La gestion traditionnelle des vulnérabilités, basée sur le tri par sévérité et des cycles de correctifs étendus, est devenue obsolète. L’IA a drastiquement réduit le temps entre la découverte d’une faille et son exploitation, le faisant passer de plusieurs mois à seulement 24 heures en moyenne. Cette accélération rend la stratégie classique de correction “par priorité de score” inefficace face au volume massif de vulnérabilités.

Points clés :

  • Industrialisation de l’attaque : L’IA permet désormais de découvrir des milliers de failles critiques en un mois et d’automatiser l’écriture d’exploits.
  • Inefficacité du patching : Le temps moyen de remédiation a augmenté (43 jours), tandis que le taux de correctifs appliqués diminue, créant un décalage dangereux avec la vitesse des attaquants.
  • Obsolescence du CVSS : Les scores de sévérité ne reflètent plus la réalité opérationnelle (exploitabilité réelle, contrôles en place, contexte métier).
  • Nécessité de l’automatisation : Face à une offensive autonome, la défense doit également s’automatiser pour rester pertinente.

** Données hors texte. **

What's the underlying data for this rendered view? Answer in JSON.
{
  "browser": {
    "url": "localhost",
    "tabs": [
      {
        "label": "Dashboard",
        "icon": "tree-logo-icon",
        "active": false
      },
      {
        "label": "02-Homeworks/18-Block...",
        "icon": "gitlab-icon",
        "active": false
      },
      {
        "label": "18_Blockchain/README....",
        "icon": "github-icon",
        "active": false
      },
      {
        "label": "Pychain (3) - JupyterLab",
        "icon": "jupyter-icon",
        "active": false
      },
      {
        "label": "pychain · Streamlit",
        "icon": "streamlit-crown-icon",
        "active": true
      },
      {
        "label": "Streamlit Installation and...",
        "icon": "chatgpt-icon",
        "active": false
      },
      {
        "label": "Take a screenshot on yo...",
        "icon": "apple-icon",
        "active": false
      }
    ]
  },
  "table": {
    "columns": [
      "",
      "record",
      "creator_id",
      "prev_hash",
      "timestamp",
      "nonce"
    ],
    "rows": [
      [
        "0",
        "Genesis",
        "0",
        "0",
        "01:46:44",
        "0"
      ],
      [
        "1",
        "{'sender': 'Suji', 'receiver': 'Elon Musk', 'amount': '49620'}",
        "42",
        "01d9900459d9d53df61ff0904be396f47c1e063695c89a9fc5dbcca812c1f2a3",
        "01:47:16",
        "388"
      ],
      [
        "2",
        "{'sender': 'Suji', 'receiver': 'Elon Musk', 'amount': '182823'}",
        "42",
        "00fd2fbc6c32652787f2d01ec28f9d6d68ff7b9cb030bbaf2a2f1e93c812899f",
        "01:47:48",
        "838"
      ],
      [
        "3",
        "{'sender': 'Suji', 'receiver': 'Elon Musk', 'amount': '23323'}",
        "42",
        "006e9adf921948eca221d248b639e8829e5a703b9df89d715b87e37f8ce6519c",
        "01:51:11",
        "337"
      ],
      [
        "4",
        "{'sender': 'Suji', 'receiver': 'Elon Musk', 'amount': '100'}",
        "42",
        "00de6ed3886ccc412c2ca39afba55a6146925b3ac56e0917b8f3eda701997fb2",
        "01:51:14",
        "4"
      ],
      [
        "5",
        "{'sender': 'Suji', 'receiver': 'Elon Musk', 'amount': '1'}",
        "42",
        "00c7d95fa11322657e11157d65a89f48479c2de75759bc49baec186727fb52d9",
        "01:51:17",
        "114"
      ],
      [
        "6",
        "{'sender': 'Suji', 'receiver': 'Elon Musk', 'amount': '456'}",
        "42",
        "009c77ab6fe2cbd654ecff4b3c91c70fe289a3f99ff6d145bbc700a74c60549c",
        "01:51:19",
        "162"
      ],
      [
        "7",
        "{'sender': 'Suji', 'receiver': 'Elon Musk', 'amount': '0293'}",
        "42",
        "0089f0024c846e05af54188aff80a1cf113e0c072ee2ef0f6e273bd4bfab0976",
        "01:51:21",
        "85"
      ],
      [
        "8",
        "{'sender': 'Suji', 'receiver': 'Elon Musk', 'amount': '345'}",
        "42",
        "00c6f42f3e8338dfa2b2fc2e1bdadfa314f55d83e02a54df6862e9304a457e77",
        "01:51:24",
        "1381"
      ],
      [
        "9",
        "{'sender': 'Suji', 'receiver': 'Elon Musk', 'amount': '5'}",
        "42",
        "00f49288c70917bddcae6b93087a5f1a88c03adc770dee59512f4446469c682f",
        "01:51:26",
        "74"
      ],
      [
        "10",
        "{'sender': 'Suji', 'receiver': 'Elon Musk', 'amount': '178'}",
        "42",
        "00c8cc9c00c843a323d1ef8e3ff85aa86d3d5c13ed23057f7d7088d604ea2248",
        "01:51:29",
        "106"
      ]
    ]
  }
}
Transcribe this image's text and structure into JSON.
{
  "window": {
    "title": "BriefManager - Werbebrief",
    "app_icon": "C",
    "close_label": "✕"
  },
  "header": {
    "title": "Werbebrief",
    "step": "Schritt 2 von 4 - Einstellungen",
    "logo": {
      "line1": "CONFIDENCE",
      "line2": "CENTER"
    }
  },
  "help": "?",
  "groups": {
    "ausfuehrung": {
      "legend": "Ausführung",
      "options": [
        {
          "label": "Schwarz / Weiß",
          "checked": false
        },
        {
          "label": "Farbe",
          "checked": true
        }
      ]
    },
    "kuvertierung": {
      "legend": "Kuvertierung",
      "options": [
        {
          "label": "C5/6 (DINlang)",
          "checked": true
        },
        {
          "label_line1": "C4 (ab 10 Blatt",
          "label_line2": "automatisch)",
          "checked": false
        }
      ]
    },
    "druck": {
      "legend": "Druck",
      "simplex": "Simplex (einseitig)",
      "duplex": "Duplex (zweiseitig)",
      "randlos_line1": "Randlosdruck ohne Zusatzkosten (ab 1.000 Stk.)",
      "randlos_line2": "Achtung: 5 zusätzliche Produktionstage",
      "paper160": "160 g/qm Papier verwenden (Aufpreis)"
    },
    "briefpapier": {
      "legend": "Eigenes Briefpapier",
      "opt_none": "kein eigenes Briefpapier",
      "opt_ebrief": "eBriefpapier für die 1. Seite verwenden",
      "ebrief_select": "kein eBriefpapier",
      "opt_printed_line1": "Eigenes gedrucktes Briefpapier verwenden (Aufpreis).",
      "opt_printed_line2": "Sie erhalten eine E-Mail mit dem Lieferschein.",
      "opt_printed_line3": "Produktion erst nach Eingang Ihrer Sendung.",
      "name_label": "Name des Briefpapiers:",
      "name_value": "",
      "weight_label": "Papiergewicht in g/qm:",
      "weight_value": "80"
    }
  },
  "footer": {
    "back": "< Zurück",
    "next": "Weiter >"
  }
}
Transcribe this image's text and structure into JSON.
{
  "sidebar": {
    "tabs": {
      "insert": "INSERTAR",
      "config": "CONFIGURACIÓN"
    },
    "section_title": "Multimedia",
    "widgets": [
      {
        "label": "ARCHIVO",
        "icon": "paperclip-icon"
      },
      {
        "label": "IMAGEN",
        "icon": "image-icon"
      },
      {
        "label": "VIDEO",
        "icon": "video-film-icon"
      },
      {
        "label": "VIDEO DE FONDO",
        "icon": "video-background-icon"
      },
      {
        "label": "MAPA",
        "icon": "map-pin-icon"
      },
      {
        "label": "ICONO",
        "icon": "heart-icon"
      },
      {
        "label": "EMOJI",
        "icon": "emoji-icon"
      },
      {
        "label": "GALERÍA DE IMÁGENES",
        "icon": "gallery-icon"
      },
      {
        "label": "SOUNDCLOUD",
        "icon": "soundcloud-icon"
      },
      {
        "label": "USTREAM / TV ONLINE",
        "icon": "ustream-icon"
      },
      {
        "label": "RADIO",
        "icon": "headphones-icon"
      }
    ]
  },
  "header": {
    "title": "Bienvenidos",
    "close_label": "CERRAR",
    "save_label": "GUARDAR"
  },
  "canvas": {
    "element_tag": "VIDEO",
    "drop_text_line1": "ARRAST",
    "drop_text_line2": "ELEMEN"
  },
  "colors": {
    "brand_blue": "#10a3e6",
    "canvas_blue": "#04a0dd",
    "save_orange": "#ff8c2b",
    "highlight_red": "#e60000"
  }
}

Vulnérabilités mentionnées :

  • L’article cite des exploits automatisés sur des équipements FortiGate (via des identifiants faibles et des outils autonomes) et une faille dans OpenBSD restée non détectée pendant 27 ans, illustrant la capacité de l’IA à fouiller des bases de code complexes.

Recommandations et stratégie :

  • Adopter le “Breach and Attack Simulation” (BAS) : Utiliser des simulations d’attaques réelles pour tester l’efficacité réelle des outils de sécurité en place (WAF, EDR, IPS).
  • Validation de l’exposition adversariale : Privilégier le contexte réel plutôt que les scores théoriques pour prioriser les correctifs. Cela permet de se concentrer sur ce qui est réellement exploitable et de gérer les correctifs sans stresser les cycles de production.
  • Automatisation de la défense : Déployer des solutions de BAS de type “agentique” capables de transformer instantanément une nouvelle menace (ex: alertes CISA) en tests automatisés, permettant une réponse à la vitesse de la machine.
  • Décloisonnement : Utiliser les résultats des simulations pour valider que les mesures de mitigation spécifiques aux fournisseurs ont bien comblé les failles, plutôt que de se contenter d’ajouter des tickets dans une liste d’attente.